CuentoBlancanieves

Un relato germano tradicional

Nunca llegó el príncipe a salvar a Blancanieves

Un relato germano tradicional
Nunca llegó el príncipe a salvar a Blancanieves

Cuando empezaba a distinguir las cosas del mundo, me contaba los cuentos un perro Amarillo.

Mientras todos dormían la siesta, el animal me llevaba con su hocico un enorme libro escrito a mano, lo tiraba bajo mis pies y movía su cola de mono. Después de emitir un aullido agudo, se quitaba el traje de perro y aparecía un hombre muy flaco y triste que hablaba despacio y leía mientras me acariciaba.

El Amarillo me provocaba hinchazones y fiebre en las esquinas. En mí se formaban agujeros que iban hacia adentro al olerlo. Sus ojos y su boca enormes se me metían en los huecos.

Él se veía en mí, por eso me amaba. Yo lo reflejaba.

Ese día, el Amarillo abrió el libro y comenzó a contar la historia de una chiquilla. Me interné en el rostro de la niña, era una tierra blanca de sol.

Estaba frente al rostro de una Blancanieves gigantesca. No tenía poros, era lisa como el plástico; su pelo era un bosque negro y perfumado, sus cachetes redondos y suaves me erizaron la piel de la espalda; escuché un clic en mi interior y sentí un espasmo.
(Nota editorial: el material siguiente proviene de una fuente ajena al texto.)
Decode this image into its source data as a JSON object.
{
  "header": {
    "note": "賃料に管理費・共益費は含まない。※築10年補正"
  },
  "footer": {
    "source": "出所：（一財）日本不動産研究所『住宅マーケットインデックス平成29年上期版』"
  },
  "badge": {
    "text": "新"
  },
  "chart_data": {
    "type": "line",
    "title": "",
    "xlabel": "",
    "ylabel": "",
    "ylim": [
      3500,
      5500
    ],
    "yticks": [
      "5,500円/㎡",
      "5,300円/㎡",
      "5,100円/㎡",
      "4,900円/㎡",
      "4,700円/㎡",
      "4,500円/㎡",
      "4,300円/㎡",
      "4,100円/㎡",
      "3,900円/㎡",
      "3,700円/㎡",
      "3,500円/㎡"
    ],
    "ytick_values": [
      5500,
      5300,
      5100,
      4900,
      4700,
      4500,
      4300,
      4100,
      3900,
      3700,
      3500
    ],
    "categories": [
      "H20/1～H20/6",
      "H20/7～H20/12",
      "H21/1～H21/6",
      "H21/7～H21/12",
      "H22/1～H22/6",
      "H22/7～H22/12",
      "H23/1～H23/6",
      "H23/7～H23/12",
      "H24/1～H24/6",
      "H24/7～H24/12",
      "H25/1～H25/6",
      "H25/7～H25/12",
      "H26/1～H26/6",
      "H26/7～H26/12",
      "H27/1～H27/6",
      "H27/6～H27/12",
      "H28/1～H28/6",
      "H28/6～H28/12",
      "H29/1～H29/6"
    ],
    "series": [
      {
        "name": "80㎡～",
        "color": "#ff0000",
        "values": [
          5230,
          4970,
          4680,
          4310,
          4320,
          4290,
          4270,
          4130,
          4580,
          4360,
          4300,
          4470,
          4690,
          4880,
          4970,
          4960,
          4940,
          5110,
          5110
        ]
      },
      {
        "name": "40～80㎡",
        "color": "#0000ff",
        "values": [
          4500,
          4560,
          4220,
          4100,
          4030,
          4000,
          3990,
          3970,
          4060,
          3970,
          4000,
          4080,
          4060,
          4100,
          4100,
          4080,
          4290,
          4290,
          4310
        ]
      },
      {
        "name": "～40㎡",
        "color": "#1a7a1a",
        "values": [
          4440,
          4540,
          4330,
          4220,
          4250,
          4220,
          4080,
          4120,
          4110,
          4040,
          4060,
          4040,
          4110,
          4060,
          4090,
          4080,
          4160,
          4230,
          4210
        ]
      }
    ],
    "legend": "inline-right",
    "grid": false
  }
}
Me metí en su boca abierta y bebí el torrente de su baba afrodisíaca.

Era claro que una criatura de tal hermosura y delicadeza sería la perdición de muchos, apuntaba el perro; y su madrastra fue la primera en odiarla. 

—¿Quieres que te cuente cuando la reina creyó comerse sus riñones y su hígado?

—Anda, termina tu historia— le dije al perro.

El Amarillo se relamió los labios, olvidó que ahora era humano y nos reímos hasta caer al suelo con su cuerpo enrollado sobre el mío.

Yo sé que estar sobre mí era como flotar en el espacio: mi superficie era un acantilado. Terminó la historia y me tapó con un paño negro, apagó la luz. “Duerme”, comentó. Se puso su traje de perro y salió a jugar al jardín con uno de los sirvientes.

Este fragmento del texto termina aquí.